L’arrivée de ce nouveau variant intervient alors que l’Europe affronte déjà une flambée des contaminations. Il représente un risque « élevé à très élevé » pour le Vieux Continent, a prévenu vendredi soir le Centre européen de prévention et de contrôle des maladies (ECDC). Il note qu’il existe « une incertitude considérable concernant la contagiosité, l’efficacité des vaccins, le risque de réinfection et les autres caractéristiques. »
« Le niveau général de risque pour l’UE et l’EEE (Espace économique européen, Islande, Liechtenstein et Norvège) associé au variant Omicron du SARS-CoV-2 est jugé élevé à très élevé », selon l’ECDC. « Nous jugeons élevée la probabilité de nouvelles arrivées et contaminations (par Omicron) dans l’UE et l’EEE », indique l’agence.
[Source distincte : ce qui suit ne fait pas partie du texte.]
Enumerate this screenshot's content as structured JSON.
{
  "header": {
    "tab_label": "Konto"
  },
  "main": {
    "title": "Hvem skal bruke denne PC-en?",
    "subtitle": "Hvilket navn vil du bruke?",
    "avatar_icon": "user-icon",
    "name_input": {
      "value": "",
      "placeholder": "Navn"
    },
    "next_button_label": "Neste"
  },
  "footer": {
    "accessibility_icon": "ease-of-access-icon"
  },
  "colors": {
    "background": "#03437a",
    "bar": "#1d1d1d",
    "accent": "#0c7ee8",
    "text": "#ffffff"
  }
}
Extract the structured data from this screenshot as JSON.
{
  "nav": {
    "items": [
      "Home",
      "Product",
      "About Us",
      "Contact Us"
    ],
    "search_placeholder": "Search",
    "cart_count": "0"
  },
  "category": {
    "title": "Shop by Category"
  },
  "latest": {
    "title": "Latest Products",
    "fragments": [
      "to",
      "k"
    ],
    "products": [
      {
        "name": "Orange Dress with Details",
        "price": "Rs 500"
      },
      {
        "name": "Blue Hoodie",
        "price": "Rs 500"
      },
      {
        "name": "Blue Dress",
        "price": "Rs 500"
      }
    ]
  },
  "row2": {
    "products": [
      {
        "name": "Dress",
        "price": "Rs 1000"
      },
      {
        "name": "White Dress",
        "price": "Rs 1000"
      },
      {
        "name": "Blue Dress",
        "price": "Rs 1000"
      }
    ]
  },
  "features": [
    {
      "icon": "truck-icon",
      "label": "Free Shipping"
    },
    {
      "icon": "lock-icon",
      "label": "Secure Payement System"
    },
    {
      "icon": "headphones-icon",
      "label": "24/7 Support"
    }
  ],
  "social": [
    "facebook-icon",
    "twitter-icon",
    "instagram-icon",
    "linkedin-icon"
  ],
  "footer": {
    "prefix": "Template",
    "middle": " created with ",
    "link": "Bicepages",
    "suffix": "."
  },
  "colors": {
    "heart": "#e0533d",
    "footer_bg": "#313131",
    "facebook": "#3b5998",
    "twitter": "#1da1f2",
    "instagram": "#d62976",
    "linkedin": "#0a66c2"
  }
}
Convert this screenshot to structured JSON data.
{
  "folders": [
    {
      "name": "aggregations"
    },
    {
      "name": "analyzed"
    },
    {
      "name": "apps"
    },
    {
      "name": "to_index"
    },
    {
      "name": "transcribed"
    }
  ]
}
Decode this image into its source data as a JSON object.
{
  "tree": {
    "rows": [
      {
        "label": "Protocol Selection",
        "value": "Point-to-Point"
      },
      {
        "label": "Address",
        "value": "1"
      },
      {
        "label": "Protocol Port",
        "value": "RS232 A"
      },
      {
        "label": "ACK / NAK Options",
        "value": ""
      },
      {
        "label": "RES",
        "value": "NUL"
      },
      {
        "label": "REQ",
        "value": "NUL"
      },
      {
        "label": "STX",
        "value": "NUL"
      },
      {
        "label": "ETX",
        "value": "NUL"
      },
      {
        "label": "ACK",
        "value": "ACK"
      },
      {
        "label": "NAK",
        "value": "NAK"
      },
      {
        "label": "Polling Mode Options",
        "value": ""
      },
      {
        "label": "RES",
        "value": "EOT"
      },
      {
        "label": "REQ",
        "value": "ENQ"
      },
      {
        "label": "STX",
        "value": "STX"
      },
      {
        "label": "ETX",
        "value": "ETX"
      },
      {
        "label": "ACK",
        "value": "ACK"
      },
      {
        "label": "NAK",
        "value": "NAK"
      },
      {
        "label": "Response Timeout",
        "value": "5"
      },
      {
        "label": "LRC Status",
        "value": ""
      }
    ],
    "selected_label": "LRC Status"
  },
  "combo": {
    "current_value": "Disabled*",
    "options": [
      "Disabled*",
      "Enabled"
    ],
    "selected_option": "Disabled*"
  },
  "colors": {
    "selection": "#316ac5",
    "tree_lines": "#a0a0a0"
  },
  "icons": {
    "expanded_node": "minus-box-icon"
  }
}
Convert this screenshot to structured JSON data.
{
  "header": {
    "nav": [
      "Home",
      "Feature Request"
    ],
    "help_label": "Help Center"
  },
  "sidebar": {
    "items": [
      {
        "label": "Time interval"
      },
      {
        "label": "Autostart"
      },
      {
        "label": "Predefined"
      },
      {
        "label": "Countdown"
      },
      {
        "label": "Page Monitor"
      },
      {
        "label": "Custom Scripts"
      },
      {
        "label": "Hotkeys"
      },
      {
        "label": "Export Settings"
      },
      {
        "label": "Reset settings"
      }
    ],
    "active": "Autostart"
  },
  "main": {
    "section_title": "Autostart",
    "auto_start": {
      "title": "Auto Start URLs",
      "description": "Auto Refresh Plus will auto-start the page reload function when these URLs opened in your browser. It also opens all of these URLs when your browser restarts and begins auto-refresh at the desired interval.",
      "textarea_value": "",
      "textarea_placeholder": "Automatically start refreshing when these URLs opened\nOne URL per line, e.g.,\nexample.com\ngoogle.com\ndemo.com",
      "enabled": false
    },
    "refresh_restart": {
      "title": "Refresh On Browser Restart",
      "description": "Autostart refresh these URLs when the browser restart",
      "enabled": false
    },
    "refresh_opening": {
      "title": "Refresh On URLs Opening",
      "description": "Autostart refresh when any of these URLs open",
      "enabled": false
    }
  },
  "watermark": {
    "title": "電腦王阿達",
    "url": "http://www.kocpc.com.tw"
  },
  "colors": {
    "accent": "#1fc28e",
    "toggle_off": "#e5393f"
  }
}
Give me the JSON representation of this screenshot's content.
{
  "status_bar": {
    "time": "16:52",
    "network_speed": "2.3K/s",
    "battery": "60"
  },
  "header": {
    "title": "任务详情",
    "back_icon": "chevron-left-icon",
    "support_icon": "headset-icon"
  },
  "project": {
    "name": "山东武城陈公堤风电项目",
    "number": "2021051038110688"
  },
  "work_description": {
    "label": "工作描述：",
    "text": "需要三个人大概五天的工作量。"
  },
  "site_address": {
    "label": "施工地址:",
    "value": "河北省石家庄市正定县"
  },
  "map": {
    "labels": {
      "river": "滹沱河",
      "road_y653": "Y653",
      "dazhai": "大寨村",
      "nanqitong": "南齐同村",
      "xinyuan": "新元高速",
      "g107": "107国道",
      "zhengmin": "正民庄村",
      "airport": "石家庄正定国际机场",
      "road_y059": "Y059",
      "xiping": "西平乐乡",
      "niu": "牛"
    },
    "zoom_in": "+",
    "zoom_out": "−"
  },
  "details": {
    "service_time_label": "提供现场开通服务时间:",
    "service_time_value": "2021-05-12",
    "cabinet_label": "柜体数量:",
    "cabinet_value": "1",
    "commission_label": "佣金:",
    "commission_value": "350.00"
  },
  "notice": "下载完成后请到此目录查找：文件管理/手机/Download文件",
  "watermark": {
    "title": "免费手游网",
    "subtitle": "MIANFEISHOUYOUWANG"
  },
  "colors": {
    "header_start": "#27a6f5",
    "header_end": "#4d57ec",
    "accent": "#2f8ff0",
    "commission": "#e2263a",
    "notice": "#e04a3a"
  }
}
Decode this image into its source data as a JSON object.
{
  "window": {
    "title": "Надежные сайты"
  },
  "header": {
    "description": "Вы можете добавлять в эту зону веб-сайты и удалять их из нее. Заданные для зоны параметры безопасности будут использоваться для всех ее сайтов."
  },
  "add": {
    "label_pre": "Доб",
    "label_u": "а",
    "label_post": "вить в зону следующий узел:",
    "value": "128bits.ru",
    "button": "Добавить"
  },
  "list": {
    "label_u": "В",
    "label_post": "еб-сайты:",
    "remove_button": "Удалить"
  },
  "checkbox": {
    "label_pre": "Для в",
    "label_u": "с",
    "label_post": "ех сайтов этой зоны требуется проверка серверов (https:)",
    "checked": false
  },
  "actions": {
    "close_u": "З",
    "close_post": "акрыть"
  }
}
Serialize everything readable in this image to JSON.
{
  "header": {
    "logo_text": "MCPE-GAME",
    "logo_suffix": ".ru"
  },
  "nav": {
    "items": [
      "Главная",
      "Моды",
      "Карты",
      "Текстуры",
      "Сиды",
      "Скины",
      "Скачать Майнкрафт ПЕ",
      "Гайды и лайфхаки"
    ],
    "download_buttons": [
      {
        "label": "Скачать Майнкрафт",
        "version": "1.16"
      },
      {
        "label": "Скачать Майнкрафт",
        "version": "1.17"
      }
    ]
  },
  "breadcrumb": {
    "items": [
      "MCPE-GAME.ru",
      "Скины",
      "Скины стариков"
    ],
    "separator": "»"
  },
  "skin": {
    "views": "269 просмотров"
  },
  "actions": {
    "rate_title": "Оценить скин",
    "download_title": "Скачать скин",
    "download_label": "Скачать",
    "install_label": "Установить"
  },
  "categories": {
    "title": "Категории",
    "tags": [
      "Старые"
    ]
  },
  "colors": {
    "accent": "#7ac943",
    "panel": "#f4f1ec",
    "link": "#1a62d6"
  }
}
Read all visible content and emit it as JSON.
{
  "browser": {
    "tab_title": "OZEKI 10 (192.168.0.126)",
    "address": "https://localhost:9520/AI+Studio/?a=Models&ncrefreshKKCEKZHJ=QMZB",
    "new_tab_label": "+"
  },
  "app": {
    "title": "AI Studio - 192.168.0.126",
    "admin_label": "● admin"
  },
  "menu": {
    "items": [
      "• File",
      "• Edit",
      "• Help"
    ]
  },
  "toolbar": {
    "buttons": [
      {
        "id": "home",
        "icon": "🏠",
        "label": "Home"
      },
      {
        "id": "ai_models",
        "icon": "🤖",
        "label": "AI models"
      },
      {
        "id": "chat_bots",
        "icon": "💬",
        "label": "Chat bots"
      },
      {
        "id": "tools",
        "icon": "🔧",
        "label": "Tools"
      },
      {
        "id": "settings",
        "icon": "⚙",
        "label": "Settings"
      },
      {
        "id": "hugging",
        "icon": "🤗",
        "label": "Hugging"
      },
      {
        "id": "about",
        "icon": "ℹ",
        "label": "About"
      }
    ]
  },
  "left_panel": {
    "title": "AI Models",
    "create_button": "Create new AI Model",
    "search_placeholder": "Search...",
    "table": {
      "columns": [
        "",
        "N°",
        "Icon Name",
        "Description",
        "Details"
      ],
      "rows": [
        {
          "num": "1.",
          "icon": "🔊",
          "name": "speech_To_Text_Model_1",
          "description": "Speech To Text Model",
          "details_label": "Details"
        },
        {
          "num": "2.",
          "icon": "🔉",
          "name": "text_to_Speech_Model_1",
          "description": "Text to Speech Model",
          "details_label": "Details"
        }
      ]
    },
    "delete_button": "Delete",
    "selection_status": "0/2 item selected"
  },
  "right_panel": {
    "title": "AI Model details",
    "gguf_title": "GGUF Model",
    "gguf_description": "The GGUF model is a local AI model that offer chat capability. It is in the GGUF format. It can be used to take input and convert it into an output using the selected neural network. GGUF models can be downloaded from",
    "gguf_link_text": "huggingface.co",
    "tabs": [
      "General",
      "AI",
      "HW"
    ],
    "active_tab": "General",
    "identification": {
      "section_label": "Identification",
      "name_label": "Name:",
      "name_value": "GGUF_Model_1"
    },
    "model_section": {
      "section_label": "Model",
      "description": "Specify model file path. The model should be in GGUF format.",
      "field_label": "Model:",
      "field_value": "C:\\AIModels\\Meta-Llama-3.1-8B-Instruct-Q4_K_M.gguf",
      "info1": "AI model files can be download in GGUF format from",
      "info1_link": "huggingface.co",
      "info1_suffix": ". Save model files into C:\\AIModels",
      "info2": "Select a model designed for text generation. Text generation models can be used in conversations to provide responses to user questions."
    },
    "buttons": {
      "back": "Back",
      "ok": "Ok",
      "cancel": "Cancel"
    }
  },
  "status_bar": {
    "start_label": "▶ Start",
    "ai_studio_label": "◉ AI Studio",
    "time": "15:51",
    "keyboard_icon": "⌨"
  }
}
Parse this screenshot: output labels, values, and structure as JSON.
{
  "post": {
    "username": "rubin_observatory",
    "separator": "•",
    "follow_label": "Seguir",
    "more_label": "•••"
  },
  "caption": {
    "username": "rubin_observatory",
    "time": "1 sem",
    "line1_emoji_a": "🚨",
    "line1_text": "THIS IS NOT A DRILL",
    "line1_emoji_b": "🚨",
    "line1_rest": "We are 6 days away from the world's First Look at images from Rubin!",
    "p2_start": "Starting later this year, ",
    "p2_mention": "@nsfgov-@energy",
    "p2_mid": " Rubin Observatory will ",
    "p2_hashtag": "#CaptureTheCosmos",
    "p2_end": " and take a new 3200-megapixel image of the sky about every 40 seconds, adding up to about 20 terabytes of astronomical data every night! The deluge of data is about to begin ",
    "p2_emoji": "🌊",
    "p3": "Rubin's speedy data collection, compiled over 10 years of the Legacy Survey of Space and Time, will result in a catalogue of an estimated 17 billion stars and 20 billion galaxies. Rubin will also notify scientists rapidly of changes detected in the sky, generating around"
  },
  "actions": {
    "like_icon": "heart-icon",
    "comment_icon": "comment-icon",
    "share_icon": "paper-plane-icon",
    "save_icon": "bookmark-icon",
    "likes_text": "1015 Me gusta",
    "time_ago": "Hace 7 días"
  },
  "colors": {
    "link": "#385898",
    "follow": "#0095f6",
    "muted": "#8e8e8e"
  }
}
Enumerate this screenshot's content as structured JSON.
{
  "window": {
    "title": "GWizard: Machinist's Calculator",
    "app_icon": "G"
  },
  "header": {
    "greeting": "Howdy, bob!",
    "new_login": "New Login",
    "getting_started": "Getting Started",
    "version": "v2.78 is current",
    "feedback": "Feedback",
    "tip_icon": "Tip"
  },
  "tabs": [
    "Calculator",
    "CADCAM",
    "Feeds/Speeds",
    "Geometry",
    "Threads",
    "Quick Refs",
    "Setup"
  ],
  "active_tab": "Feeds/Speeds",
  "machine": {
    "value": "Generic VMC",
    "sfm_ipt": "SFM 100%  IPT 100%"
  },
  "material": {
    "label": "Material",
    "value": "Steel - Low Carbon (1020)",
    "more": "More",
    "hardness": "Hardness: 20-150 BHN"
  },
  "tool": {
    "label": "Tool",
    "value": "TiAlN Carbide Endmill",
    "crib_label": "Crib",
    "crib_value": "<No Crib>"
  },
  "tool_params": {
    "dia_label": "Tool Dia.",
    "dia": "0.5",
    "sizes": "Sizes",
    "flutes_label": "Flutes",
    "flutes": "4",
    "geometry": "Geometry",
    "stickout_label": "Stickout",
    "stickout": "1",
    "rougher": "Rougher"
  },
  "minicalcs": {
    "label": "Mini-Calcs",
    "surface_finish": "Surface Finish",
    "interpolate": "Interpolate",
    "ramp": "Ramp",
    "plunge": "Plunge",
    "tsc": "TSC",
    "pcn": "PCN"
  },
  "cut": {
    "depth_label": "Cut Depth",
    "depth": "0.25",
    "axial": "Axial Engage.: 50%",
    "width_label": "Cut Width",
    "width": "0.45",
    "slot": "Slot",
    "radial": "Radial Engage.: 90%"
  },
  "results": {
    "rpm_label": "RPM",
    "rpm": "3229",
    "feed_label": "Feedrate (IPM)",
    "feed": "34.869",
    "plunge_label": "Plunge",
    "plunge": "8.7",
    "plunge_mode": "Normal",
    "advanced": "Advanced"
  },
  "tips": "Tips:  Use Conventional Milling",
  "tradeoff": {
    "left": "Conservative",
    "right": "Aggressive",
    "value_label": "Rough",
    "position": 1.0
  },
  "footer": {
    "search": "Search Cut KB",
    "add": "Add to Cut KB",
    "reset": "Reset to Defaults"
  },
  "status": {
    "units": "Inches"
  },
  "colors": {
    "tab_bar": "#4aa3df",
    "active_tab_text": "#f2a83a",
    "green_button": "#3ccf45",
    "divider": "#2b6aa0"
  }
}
*Quelle est la réponse des pays face à cette menace ?
Le monde se ferme à l’Afrique australe pour freiner Omicron, tandis que l’Afrique du Sud estime être « punie » pour avoir détecté le variant Omicron, selon le gouvernement. Le Brésil, à la suite de nombreux pays nord-américains, européens et arabes, est le dernier Etat en date à fermer vendredi ses frontières avec cette région du monde.
Le Canada et les Etats-Unis ont annoncé interdire l’entrée sur leur sol aux voyageurs en provenance d’Afrique australe. Du coté du Vieux Continent, de nombreux pays européens dont le Royaume-Uni, la France, l’Italie ou la Suisse ont interdit les vols en provenance d’Afrique du Sud et des pays voisins.
L’Union européenne a recommandé de suspendre tous les voyages en provenance d’Afrique du Sud et de six autres pays de la région. « La fermeture des frontières d’Afrique australe est un adjuvant car il entrera probablement ou est déjà entré par d’autres voies », selon Hervé Fleury.
*Que sait-on sur l’éventuelle résistance aux vaccins ?
Il est trop tôt pour savoir si Omicron réduit l’efficacité des vaccins, mais l’hypothèse est redoutée par des spécialistes. « Nul ne sait à l’heure actuelle ses propriétés biologiques et notamment sa neutralisation par des sérums de vaccins Moderna et Pfizer. Ces deux compagnies ont entrepris immédiatement cette vérification. S’il y avait échappement, il faudrait alors un vaccin adapté que seule la technique ARNm peut fournir », souligne Hervé Fleury.
Moderna a déjà annoncé son intention de « rapidement développer un candidat vaccin » pour une dose spécifique à Omicron. Le laboratoire allemand BioNTech, allié à Pfizer, étudie Omicron et a annoncé attendre « au plus tard dans deux semaines » de premiers résultats pour voir s’il peut échapper à la protection vaccinale. Pour l’Agence européenne des médicaments (EMA), il est en tout cas « prématuré » de prévoir une adaptation des vaccins au variant Omicron.